14 Jan 2008, 12:45pm
2007 Fire Season
by admin

Suing the Feds For Incinerating Forests

The residents of Yellow Pine, ID, are preparing to sue the US Forest Service for deliberately burning 1,250 square miles of National Forests in and around Yellow Pine. The devastation is incredible, and the forests, wildlife, businesses, residents, and visitors of Yellow Pine have received an environmental and economic blow that they will not recover from [here, here, here].

The lawsuit is in discovery mode; no claim has been filed yet. SOS Forests has been asked to ask you, our wise and experienced readers, if you might have any information that might be pertinent. Are you aware of any claims filed against the USFS that involve the negligent build up of fuels and/or their Let It Burn policies. Are you aware of (and do you have documents relating to) the fire planning that preceeded the 2007 fires? Do you have information regarding the fire control efforts (or lack thereof) made by the USFS in the Yellow Pine fires of 2007.

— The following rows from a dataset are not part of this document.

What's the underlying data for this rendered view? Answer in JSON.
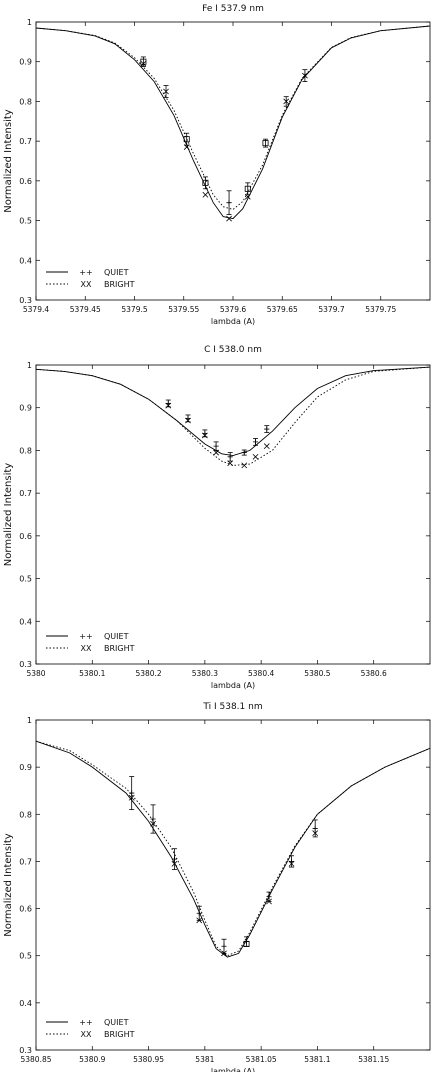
{
  "chart_data": [
    {
      "type": "line",
      "title": "Fe I 537.9 nm",
      "xlabel": "lambda (A)",
      "ylabel": "Normalized Intensity",
      "xlim": [
        5379.4,
        5379.8
      ],
      "ylim": [
        0.3,
        1.0
      ],
      "xticks": [
        5379.4,
        5379.45,
        5379.5,
        5379.55,
        5379.6,
        5379.65,
        5379.7,
        5379.75
      ],
      "yticks": [
        0.3,
        0.4,
        0.5,
        0.6,
        0.7,
        0.8,
        0.9,
        1.0
      ],
      "xtick_labels": [
        "5379.4",
        "5379.45",
        "5379.5",
        "5379.55",
        "5379.6",
        "5379.65",
        "5379.7",
        "5379.75"
      ],
      "ytick_labels": [
        "0.3",
        "0.4",
        "0.5",
        "0.6",
        "0.7",
        "0.8",
        "0.9",
        "1"
      ],
      "legend": {
        "position": "lower-left",
        "entries": [
          {
            "marker_label": "++",
            "label": "QUIET",
            "style": "solid"
          },
          {
            "marker_label": "XX",
            "label": "BRIGHT",
            "style": "dotted"
          }
        ]
      },
      "series": [
        {
          "style": "solid",
          "x": [
            5379.4,
            5379.43,
            5379.46,
            5379.48,
            5379.5,
            5379.52,
            5379.54,
            5379.56,
            5379.58,
            5379.59,
            5379.6,
            5379.61,
            5379.63,
            5379.65,
            5379.67,
            5379.7,
            5379.72,
            5379.75,
            5379.8
          ],
          "y": [
            0.985,
            0.978,
            0.965,
            0.945,
            0.905,
            0.85,
            0.765,
            0.65,
            0.545,
            0.51,
            0.505,
            0.53,
            0.63,
            0.76,
            0.855,
            0.935,
            0.96,
            0.978,
            0.99
          ]
        },
        {
          "style": "dotted",
          "x": [
            5379.4,
            5379.43,
            5379.46,
            5379.48,
            5379.5,
            5379.52,
            5379.54,
            5379.56,
            5379.58,
            5379.59,
            5379.6,
            5379.61,
            5379.63,
            5379.65,
            5379.67,
            5379.7,
            5379.72,
            5379.75,
            5379.8
          ],
          "y": [
            0.985,
            0.978,
            0.966,
            0.947,
            0.91,
            0.858,
            0.778,
            0.668,
            0.565,
            0.535,
            0.528,
            0.548,
            0.64,
            0.765,
            0.858,
            0.936,
            0.961,
            0.978,
            0.99
          ]
        }
      ],
      "points": [
        {
          "x": 5379.509,
          "y": 0.9,
          "err": 0.012,
          "marker": "square"
        },
        {
          "x": 5379.509,
          "y": 0.895,
          "err": 0.0,
          "marker": "x"
        },
        {
          "x": 5379.532,
          "y": 0.825,
          "err": 0.015,
          "marker": "x"
        },
        {
          "x": 5379.553,
          "y": 0.705,
          "err": 0.015,
          "marker": "square"
        },
        {
          "x": 5379.553,
          "y": 0.685,
          "err": 0.0,
          "marker": "x"
        },
        {
          "x": 5379.572,
          "y": 0.595,
          "err": 0.015,
          "marker": "square"
        },
        {
          "x": 5379.572,
          "y": 0.565,
          "err": 0.0,
          "marker": "x"
        },
        {
          "x": 5379.596,
          "y": 0.545,
          "err": 0.03,
          "marker": "plus"
        },
        {
          "x": 5379.596,
          "y": 0.505,
          "err": 0.0,
          "marker": "x"
        },
        {
          "x": 5379.615,
          "y": 0.58,
          "err": 0.015,
          "marker": "square"
        },
        {
          "x": 5379.615,
          "y": 0.56,
          "err": 0.0,
          "marker": "x"
        },
        {
          "x": 5379.633,
          "y": 0.695,
          "err": 0.01,
          "marker": "square"
        },
        {
          "x": 5379.654,
          "y": 0.8,
          "err": 0.012,
          "marker": "x"
        },
        {
          "x": 5379.673,
          "y": 0.865,
          "err": 0.015,
          "marker": "x"
        }
      ]
    },
    {
      "type": "line",
      "title": "C I 538.0 nm",
      "xlabel": "lambda (A)",
      "ylabel": "Normalized Intensity",
      "xlim": [
        5380.0,
        5380.7
      ],
      "ylim": [
        0.3,
        1.0
      ],
      "xticks": [
        5380.0,
        5380.1,
        5380.2,
        5380.3,
        5380.4,
        5380.5,
        5380.6
      ],
      "yticks": [
        0.3,
        0.4,
        0.5,
        0.6,
        0.7,
        0.8,
        0.9,
        1.0
      ],
      "xtick_labels": [
        "5380",
        "5380.1",
        "5380.2",
        "5380.3",
        "5380.4",
        "5380.5",
        "5380.6"
      ],
      "ytick_labels": [
        "0.3",
        "0.4",
        "0.5",
        "0.6",
        "0.7",
        "0.8",
        "0.9",
        "1"
      ],
      "legend": {
        "position": "lower-left",
        "entries": [
          {
            "marker_label": "++",
            "label": "QUIET",
            "style": "solid"
          },
          {
            "marker_label": "XX",
            "label": "BRIGHT",
            "style": "dotted"
          }
        ]
      },
      "series": [
        {
          "style": "solid",
          "x": [
            5380.0,
            5380.05,
            5380.1,
            5380.15,
            5380.2,
            5380.25,
            5380.3,
            5380.33,
            5380.35,
            5380.38,
            5380.42,
            5380.46,
            5380.5,
            5380.55,
            5380.6,
            5380.7
          ],
          "y": [
            0.99,
            0.985,
            0.975,
            0.955,
            0.92,
            0.87,
            0.815,
            0.792,
            0.788,
            0.8,
            0.845,
            0.9,
            0.945,
            0.975,
            0.987,
            0.995
          ]
        },
        {
          "style": "dotted",
          "x": [
            5380.0,
            5380.05,
            5380.1,
            5380.15,
            5380.2,
            5380.25,
            5380.3,
            5380.33,
            5380.35,
            5380.38,
            5380.42,
            5380.46,
            5380.5,
            5380.55,
            5380.6,
            5380.7
          ],
          "y": [
            0.99,
            0.985,
            0.975,
            0.955,
            0.92,
            0.87,
            0.805,
            0.775,
            0.765,
            0.768,
            0.8,
            0.865,
            0.925,
            0.965,
            0.985,
            0.995
          ]
        }
      ],
      "points": [
        {
          "x": 5380.235,
          "y": 0.91,
          "err": 0.008,
          "marker": "plus"
        },
        {
          "x": 5380.235,
          "y": 0.905,
          "err": 0.0,
          "marker": "x"
        },
        {
          "x": 5380.27,
          "y": 0.875,
          "err": 0.008,
          "marker": "plus"
        },
        {
          "x": 5380.27,
          "y": 0.87,
          "err": 0.0,
          "marker": "x"
        },
        {
          "x": 5380.3,
          "y": 0.84,
          "err": 0.008,
          "marker": "plus"
        },
        {
          "x": 5380.3,
          "y": 0.835,
          "err": 0.0,
          "marker": "x"
        },
        {
          "x": 5380.32,
          "y": 0.81,
          "err": 0.01,
          "marker": "plus"
        },
        {
          "x": 5380.32,
          "y": 0.795,
          "err": 0.0,
          "marker": "x"
        },
        {
          "x": 5380.345,
          "y": 0.785,
          "err": 0.01,
          "marker": "plus"
        },
        {
          "x": 5380.345,
          "y": 0.77,
          "err": 0.0,
          "marker": "x"
        },
        {
          "x": 5380.37,
          "y": 0.795,
          "err": 0.006,
          "marker": "plus"
        },
        {
          "x": 5380.37,
          "y": 0.765,
          "err": 0.0,
          "marker": "x"
        },
        {
          "x": 5380.39,
          "y": 0.82,
          "err": 0.008,
          "marker": "plus"
        },
        {
          "x": 5380.39,
          "y": 0.785,
          "err": 0.0,
          "marker": "x"
        },
        {
          "x": 5380.41,
          "y": 0.85,
          "err": 0.008,
          "marker": "plus"
        },
        {
          "x": 5380.41,
          "y": 0.81,
          "err": 0.0,
          "marker": "x"
        }
      ]
    },
    {
      "type": "line",
      "title": "Ti I 538.1 nm",
      "xlabel": "lambda (A)",
      "ylabel": "Normalized Intensity",
      "xlim": [
        5380.85,
        5381.2
      ],
      "ylim": [
        0.3,
        1.0
      ],
      "xticks": [
        5380.85,
        5380.9,
        5380.95,
        5381.0,
        5381.05,
        5381.1,
        5381.15
      ],
      "yticks": [
        0.3,
        0.4,
        0.5,
        0.6,
        0.7,
        0.8,
        0.9,
        1.0
      ],
      "xtick_labels": [
        "5380.85",
        "5380.9",
        "5380.95",
        "5381",
        "5381.05",
        "5381.1",
        "5381.15"
      ],
      "ytick_labels": [
        "0.3",
        "0.4",
        "0.5",
        "0.6",
        "0.7",
        "0.8",
        "0.9",
        "1"
      ],
      "legend": {
        "position": "lower-left",
        "entries": [
          {
            "marker_label": "++",
            "label": "QUIET",
            "style": "solid"
          },
          {
            "marker_label": "XX",
            "label": "BRIGHT",
            "style": "dotted"
          }
        ]
      },
      "series": [
        {
          "style": "solid",
          "x": [
            5380.85,
            5380.88,
            5380.9,
            5380.93,
            5380.95,
            5380.97,
            5380.99,
            5381.0,
            5381.01,
            5381.02,
            5381.03,
            5381.04,
            5381.06,
            5381.08,
            5381.1,
            5381.13,
            5381.16,
            5381.2
          ],
          "y": [
            0.955,
            0.93,
            0.9,
            0.845,
            0.785,
            0.71,
            0.62,
            0.565,
            0.515,
            0.497,
            0.505,
            0.545,
            0.64,
            0.73,
            0.8,
            0.86,
            0.9,
            0.94
          ]
        },
        {
          "style": "dotted",
          "x": [
            5380.85,
            5380.88,
            5380.9,
            5380.93,
            5380.95,
            5380.97,
            5380.99,
            5381.0,
            5381.01,
            5381.02,
            5381.03,
            5381.04,
            5381.06,
            5381.08,
            5381.1,
            5381.13,
            5381.16,
            5381.2
          ],
          "y": [
            0.955,
            0.935,
            0.905,
            0.855,
            0.8,
            0.73,
            0.635,
            0.575,
            0.52,
            0.5,
            0.51,
            0.55,
            0.645,
            0.733,
            0.8,
            0.86,
            0.9,
            0.94
          ]
        }
      ],
      "points": [
        {
          "x": 5380.935,
          "y": 0.845,
          "err": 0.035,
          "marker": "plus"
        },
        {
          "x": 5380.935,
          "y": 0.835,
          "err": 0.0,
          "marker": "x"
        },
        {
          "x": 5380.954,
          "y": 0.79,
          "err": 0.03,
          "marker": "plus"
        },
        {
          "x": 5380.954,
          "y": 0.78,
          "err": 0.0,
          "marker": "x"
        },
        {
          "x": 5380.973,
          "y": 0.705,
          "err": 0.022,
          "marker": "plus"
        },
        {
          "x": 5380.973,
          "y": 0.695,
          "err": 0.0,
          "marker": "x"
        },
        {
          "x": 5380.995,
          "y": 0.59,
          "err": 0.015,
          "marker": "plus"
        },
        {
          "x": 5380.995,
          "y": 0.575,
          "err": 0.0,
          "marker": "x"
        },
        {
          "x": 5381.017,
          "y": 0.52,
          "err": 0.015,
          "marker": "plus"
        },
        {
          "x": 5381.017,
          "y": 0.505,
          "err": 0.0,
          "marker": "x"
        },
        {
          "x": 5381.037,
          "y": 0.53,
          "err": 0.01,
          "marker": "plus"
        },
        {
          "x": 5381.037,
          "y": 0.525,
          "err": 0.0,
          "marker": "square"
        },
        {
          "x": 5381.057,
          "y": 0.625,
          "err": 0.01,
          "marker": "plus"
        },
        {
          "x": 5381.057,
          "y": 0.615,
          "err": 0.0,
          "marker": "x"
        },
        {
          "x": 5381.077,
          "y": 0.7,
          "err": 0.012,
          "marker": "plus"
        },
        {
          "x": 5381.077,
          "y": 0.695,
          "err": 0.0,
          "marker": "x"
        },
        {
          "x": 5381.098,
          "y": 0.77,
          "err": 0.018,
          "marker": "plus"
        },
        {
          "x": 5381.098,
          "y": 0.76,
          "err": 0.0,
          "marker": "x"
        }
      ]
    }
  ]
}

If so, please send them to me, and I will forward them to the proper parties.

14 Jan 2008, 4:04pm
by John M.


http://www.headwatersnews.org/p.rattlesnake092007.html

This article printed in Headwater News is not about the fire in the Yellow Pine area, but it does reflect the thinking of fire and resource people in many areas of Idaho and Montana. I noted the article did not discuss water, wildlife habitat, air quality, insect and disease issues or future fire potential. Maybe such issues were discussed but not included in article, but maybe they weren’t.

14 Jan 2008, 5:13pm
by Mike


In my view, the article is propaganda, not science. It is another example of obsequious bureaucrats forcing destruction on American citizens who don’t want it. The USFS is jamming holocaust down America’s throat no matter what the cost to forests, lives, homes, property, taxpayers, and eventually to the Agency itself.

14 Jan 2008, 7:14pm
by Mike


To be fair, look at who wrote this. I don’t want to get too irate at the fed employees quoted, because they were probably misquoted or quoted out of context.

The Rattlesnake Fire (one piece of the 750,000 acres burned on the Idaho Batholith last summer) was an environmental catastrophe that will leave a giant scar and negative environmental consequences for many decades. I can’t believe that USFS field personnel think that’s a good thing. Maybe they do, but I hesitate to accept that contention from the author of the article.